Hybrid mortgages, which allow capital repayments but can switch to roll-up, are currently defined as lifetime mortgages as they have no specific term, in common with all equity release lifetime mortgages.

However excluding hybrids from being lifetime mortgages would mean that advisers with no equity release qualifications could advise on such products and they would not come under the SHIP standards.

While it would be good that more options would be open to a wider audience, with a greater number of advisers providing increased distribution plus the likelihood that more providers would enter the market, we would advise extreme caution with the advice process. Ultimately you would likely still be dealing with older people wanting to release equity yet putting themselves in a position to need to continuously service the loan, and what would happen if that was no longer possible?

Repossessions of older homeowners would absolutely not be good for this market or for financial services across the board, let alone the customer. We think serious consideration is needed regarding assessment of eligibility and the advice process.

We are pleased to note that the FCA is in discussions with the ERC and that there is a consultation process in place, we will raise our concerns via both channels.

simon-chalkSimon Chalk is equity release technical manager at Age Partnership

The proposed change in the regulatory definition of a lifetime mortgage will bring the FCA’s understanding of the market closer in line with what we understand equity release to be. I urge all equity release stakeholders to respond to the consultation paper, either directly or via the ERC as we must shape our own future market.
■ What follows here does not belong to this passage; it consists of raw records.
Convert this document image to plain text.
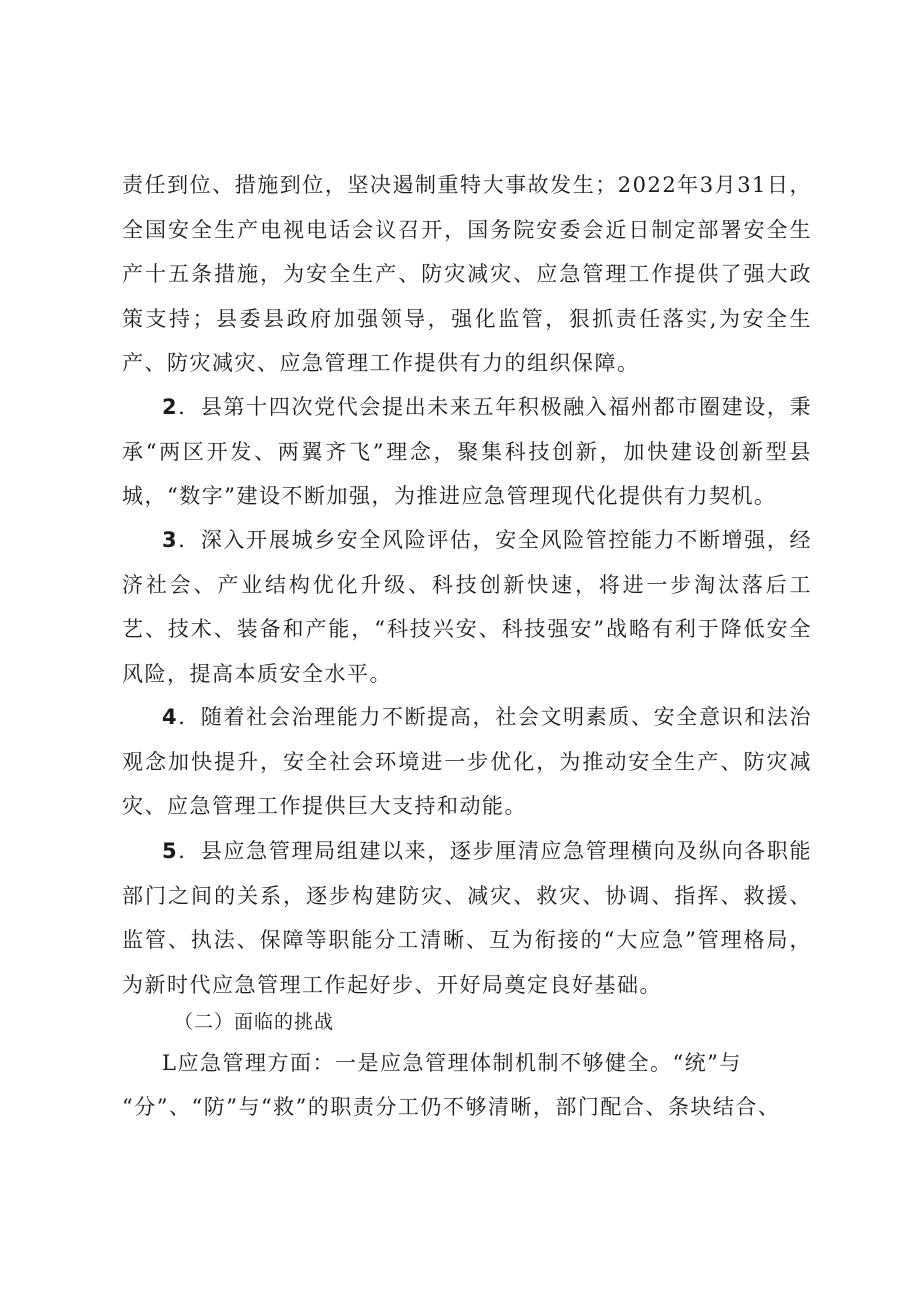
责任到位、措施到位，坚决遏制重特大事故发生；2022年3月31日，全国安全生产电视电话会议召开，国务院安委会近日制定部署安全生产十五条措施，为安全生产、防灾减灾、应急管理工作提供了强大政策支持；县委县政府加强领导，强化监管，狠抓责任落实,为安全生产、防灾减灾、应急管理工作提供有力的组织保障。

2．县第十四次党代会提出未来五年积极融入福州都市圈建设，秉承“两区开发、两翼齐飞”理念，聚集科技创新，加快建设创新型县城，“数字”建设不断加强，为推进应急管理现代化提供有力契机。

3．深入开展城乡安全风险评估，安全风险管控能力不断增强，经济社会、产业结构优化升级、科技创新快速，将进一步淘汰落后工艺、技术、装备和产能，“科技兴安、科技强安”战略有利于降低安全风险，提高本质安全水平。

4．随着社会治理能力不断提高，社会文明素质、安全意识和法治观念加快提升，安全社会环境进一步优化，为推动安全生产、防灾减灾、应急管理工作提供巨大支持和动能。

5．县应急管理局组建以来，逐步厘清应急管理横向及纵向各职能部门之间的关系，逐步构建防灾、减灾、救灾、协调、指挥、救援、监管、执法、保障等职能分工清晰、互为衔接的“大应急”管理格局，为新时代应急管理工作起好步、开好局奠定良好基础。

（二）面临的挑战

L应急管理方面：一是应急管理体制机制不够健全。“统”与

“分”、“防”与“救”的职责分工仍不够清晰，部门配合、条块结合、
It’s worth noting that existing providers, through their membership of the Equity Release Council, will still offer even greater levels of safeguards for customers that aren’t mentioned in the consultation paper. We are reaching almost a quarter of a century of offering crucial guarantees that far exceed the protections eluded to in this document. These include a ‘no-negative equity guarantee’, portability to another acceptable property and independent legal advice.

Many will contest that it is largely thanks to such high levels of protection that the equity release sector has steadily rebuilt its reputation, whilst acknowledging that we must always keep a vigilant watch as customer needs evolve and new hybrid products emerge.

However, I believe that we are only scratching the surface and that the true potential for equity release will only be realised if we open our minds to new, innovative products appealing to a much wider audience.

This initiative could prove to be the catalyst that propels equity release into the mainstream. New entrants may develop increasingly flexible plans that meet the new regulatory definition, without extending the core guarantees afforded by the ERC membership.

Accommodating broader variations on a theme will be a challenge for the equity release sector and it will require a rethink of exactly what it is we are offering customers, but it has never been shy of innovation in this space. We must surely welcome any directive that results in even greater number of customers being able to enjoy their hard-earned property wealth.